The famous lake called the Lake of No return in Myanmar side which can be viewed from Pangsau pass is 12Km away from Nampong. During World War II, large numbers of Aircrafts were reported to have perished into this lake. Perhaps, the lake served the allied pilots for soft landing into the lake water during return mission when the aircrafts got hit by enemy or out of mechanical snags in the Aircrafts.
The most common account of the origin of the lake's name is the one told, for instance, on the Changlang District's website (the district is in Arunachal Pradesh, India), which speculates that the name is due to the number of Allied aircraft (on their approach to The Hump) which crashlanded in it during World War II, a story repeated in both the Indian press and in Indian fiction.

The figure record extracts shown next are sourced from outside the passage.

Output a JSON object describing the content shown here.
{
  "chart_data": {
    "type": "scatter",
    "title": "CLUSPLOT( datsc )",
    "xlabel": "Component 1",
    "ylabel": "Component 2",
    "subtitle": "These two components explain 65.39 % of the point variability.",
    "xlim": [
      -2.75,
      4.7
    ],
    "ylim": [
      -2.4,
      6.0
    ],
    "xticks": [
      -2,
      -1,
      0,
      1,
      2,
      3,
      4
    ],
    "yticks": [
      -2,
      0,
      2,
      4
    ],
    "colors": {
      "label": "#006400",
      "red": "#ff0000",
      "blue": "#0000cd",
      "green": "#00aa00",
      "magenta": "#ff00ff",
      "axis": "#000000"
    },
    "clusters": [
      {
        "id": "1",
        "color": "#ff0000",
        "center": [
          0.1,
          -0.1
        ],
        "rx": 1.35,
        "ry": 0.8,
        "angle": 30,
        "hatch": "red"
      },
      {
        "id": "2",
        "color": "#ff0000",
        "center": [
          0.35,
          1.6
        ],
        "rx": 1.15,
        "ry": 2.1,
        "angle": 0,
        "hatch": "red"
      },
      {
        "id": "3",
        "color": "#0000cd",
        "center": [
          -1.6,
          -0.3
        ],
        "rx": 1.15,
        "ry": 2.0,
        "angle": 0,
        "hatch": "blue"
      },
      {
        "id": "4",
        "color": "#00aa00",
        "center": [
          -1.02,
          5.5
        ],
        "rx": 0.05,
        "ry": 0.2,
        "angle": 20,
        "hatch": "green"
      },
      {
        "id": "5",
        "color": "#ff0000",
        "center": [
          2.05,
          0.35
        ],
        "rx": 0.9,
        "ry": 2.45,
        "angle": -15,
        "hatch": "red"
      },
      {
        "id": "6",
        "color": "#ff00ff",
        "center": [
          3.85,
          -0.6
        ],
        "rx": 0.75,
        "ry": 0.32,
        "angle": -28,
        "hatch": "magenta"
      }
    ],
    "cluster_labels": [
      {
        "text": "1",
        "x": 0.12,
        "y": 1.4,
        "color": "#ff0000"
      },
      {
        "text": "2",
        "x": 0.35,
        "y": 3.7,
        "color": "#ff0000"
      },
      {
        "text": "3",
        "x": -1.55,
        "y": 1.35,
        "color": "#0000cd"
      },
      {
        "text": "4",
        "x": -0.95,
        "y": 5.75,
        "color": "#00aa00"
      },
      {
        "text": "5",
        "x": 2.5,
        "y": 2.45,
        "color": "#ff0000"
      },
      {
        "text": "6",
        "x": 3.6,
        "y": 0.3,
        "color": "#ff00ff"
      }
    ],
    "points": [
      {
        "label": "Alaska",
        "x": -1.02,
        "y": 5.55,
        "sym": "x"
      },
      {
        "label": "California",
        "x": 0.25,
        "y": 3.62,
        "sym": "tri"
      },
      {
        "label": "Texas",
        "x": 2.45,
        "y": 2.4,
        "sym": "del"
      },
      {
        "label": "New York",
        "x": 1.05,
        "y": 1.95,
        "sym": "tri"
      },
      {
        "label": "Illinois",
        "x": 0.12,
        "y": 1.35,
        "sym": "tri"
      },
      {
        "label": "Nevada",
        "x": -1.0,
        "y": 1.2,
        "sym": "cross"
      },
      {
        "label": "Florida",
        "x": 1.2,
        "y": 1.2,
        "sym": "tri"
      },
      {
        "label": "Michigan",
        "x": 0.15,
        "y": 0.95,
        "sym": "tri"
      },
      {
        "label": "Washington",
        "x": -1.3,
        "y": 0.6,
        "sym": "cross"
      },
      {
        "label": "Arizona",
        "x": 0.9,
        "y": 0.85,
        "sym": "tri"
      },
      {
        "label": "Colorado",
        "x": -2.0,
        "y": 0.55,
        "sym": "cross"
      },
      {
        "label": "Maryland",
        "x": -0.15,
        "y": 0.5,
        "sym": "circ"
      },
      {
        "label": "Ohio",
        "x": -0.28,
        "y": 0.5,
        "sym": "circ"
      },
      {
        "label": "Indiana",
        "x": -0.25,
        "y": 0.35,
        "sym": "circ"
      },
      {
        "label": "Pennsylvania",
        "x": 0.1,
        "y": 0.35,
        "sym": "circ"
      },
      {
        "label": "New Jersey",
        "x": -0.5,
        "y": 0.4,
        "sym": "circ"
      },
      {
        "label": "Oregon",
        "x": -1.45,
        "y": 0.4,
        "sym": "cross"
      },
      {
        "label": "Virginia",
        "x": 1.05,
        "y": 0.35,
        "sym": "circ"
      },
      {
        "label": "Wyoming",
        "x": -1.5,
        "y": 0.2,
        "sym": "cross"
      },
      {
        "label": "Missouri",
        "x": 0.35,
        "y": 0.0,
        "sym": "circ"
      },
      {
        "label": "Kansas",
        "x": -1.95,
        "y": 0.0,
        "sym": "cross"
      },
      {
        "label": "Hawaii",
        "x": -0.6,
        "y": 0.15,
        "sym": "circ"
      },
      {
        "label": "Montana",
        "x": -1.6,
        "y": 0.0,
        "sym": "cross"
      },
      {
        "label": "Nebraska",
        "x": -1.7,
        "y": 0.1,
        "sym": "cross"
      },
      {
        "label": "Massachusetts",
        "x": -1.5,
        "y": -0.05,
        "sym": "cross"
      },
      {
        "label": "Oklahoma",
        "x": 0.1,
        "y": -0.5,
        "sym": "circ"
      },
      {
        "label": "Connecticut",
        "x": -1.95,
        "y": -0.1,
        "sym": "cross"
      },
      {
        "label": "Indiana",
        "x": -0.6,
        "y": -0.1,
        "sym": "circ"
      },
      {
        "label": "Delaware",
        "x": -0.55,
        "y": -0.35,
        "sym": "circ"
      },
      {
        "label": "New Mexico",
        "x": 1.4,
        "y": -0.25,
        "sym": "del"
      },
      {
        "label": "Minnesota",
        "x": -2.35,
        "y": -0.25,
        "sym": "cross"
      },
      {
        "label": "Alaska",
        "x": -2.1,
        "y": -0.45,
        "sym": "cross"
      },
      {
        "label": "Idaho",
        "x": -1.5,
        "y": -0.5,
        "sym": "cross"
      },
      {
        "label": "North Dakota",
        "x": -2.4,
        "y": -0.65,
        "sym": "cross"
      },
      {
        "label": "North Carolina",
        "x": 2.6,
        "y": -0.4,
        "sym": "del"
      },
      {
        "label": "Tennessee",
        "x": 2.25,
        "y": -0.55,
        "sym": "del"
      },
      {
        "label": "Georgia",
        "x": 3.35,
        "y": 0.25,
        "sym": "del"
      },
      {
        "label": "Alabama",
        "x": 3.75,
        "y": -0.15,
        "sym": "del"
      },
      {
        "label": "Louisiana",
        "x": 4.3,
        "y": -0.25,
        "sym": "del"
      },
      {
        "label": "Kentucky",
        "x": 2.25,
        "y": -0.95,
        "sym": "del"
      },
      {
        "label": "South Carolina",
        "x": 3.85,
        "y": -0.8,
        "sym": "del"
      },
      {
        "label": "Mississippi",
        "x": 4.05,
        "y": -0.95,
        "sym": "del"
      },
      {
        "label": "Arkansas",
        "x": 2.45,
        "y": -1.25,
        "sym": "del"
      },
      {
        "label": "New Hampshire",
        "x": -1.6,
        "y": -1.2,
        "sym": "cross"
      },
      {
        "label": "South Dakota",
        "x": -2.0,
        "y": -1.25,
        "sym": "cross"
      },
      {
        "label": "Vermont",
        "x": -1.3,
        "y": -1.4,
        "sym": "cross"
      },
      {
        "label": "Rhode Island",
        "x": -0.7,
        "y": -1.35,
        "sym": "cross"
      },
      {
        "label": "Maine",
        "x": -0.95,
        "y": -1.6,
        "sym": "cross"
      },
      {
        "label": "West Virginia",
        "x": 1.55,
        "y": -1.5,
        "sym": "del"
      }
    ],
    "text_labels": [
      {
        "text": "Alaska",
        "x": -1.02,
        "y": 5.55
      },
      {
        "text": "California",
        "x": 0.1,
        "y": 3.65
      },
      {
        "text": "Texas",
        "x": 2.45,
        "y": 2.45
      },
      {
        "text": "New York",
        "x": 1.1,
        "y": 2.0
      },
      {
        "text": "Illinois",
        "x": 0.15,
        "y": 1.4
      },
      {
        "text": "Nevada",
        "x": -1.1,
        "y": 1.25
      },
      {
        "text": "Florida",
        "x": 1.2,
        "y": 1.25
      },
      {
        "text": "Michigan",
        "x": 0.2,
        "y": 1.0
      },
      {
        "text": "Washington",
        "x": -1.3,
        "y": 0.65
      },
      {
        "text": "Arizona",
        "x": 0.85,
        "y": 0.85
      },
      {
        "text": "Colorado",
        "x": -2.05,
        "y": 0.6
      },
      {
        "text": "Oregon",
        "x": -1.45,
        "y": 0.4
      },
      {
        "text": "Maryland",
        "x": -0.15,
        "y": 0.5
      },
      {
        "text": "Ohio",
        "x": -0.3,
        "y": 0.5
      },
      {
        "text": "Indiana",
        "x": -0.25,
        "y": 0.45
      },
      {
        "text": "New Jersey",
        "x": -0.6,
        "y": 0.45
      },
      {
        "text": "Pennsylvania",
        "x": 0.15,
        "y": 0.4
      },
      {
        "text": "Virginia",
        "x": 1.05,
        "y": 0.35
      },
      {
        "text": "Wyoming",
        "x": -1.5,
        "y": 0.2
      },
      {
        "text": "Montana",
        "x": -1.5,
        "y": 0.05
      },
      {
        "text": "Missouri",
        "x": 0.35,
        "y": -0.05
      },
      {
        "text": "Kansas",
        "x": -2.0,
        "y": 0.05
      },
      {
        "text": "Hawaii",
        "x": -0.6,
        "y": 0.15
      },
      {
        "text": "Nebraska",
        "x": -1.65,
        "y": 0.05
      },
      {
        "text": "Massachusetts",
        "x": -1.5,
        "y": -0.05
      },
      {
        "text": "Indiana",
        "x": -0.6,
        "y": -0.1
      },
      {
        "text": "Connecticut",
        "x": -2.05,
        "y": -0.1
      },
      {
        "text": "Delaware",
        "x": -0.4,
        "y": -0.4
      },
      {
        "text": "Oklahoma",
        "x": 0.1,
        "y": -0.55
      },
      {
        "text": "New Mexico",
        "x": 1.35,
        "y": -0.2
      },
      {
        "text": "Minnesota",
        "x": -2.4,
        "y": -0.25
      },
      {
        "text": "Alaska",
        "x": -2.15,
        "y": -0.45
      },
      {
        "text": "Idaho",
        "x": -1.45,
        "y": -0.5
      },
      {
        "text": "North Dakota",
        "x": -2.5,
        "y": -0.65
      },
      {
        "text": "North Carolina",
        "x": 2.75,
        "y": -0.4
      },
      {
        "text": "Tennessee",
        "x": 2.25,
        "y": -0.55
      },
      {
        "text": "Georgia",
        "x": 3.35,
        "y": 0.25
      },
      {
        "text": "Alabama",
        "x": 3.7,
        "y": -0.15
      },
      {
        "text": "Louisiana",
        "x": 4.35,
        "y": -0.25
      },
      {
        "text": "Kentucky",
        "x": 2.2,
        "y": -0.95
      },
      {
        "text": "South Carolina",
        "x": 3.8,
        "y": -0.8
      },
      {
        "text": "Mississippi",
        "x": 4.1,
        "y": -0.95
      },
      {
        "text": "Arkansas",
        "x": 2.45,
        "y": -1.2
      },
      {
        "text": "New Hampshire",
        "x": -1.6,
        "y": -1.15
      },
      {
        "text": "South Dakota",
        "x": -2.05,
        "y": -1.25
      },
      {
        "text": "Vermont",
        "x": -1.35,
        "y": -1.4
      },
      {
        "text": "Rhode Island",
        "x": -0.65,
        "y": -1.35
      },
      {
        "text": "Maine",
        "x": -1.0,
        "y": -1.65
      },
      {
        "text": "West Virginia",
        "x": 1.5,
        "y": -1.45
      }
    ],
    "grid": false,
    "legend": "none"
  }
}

American sources repeat that account, for instance in the 2008 book by Brendan I. Koerner, Now the Hell Will Start: One Soldier's Flight from the Greatest Manhunt of World War II, about the life of Herman Perry, a U.S. serviceman working on the Ledo Road who fled into the jungle and ended up marrying into the Naga tribe (of which the Tangsa are a subset): "The Americans called it the Lake of No Return, on account of all the crashed planes concealed in its depths."
At least three more stories explain the name. The second has it that a group of Japanese soldiers returning from battle lost their way and ended up at the lake. There, they were stricken by malaria and died and hence it is called the Lake of No Return. According to a third story, US Army soldiers, working on the Ledo Road, were sent to examine the lake and got trapped by the undergrowth and perished trying to escape. A fourth story says this "is the 'lake of no return' [because] retreating British troops in 1942 got lost in quicksand." Adding myth to legend, one author claims he has encountered the name on a document written by one of the Ten Lost Tribes of Israel, which he claims still hides out in the area.
The lake still maintains its reputation; the Indian newspaper The Telegraph reported, in a story on the possible reopening of the Ledo Road in 2007, that "close by [Pansaung] is the Lake of No Return — the local Bermuda Triangle. According to folklore, aircraft that fly over the lake never return."The lake's reputation is advertised in hopes of making the area more attractive to tourists: "Who knows, the ‘Indian’ Bermuda Triangle might just turn out to be the next tourist-puller of the region."
In a recent article Joydeep Sircar has claimed to have solved the 'mystery' behind the Lake of No Return, which he visited in 2002. According to him, none of the legends associated with the name have any basis in fact.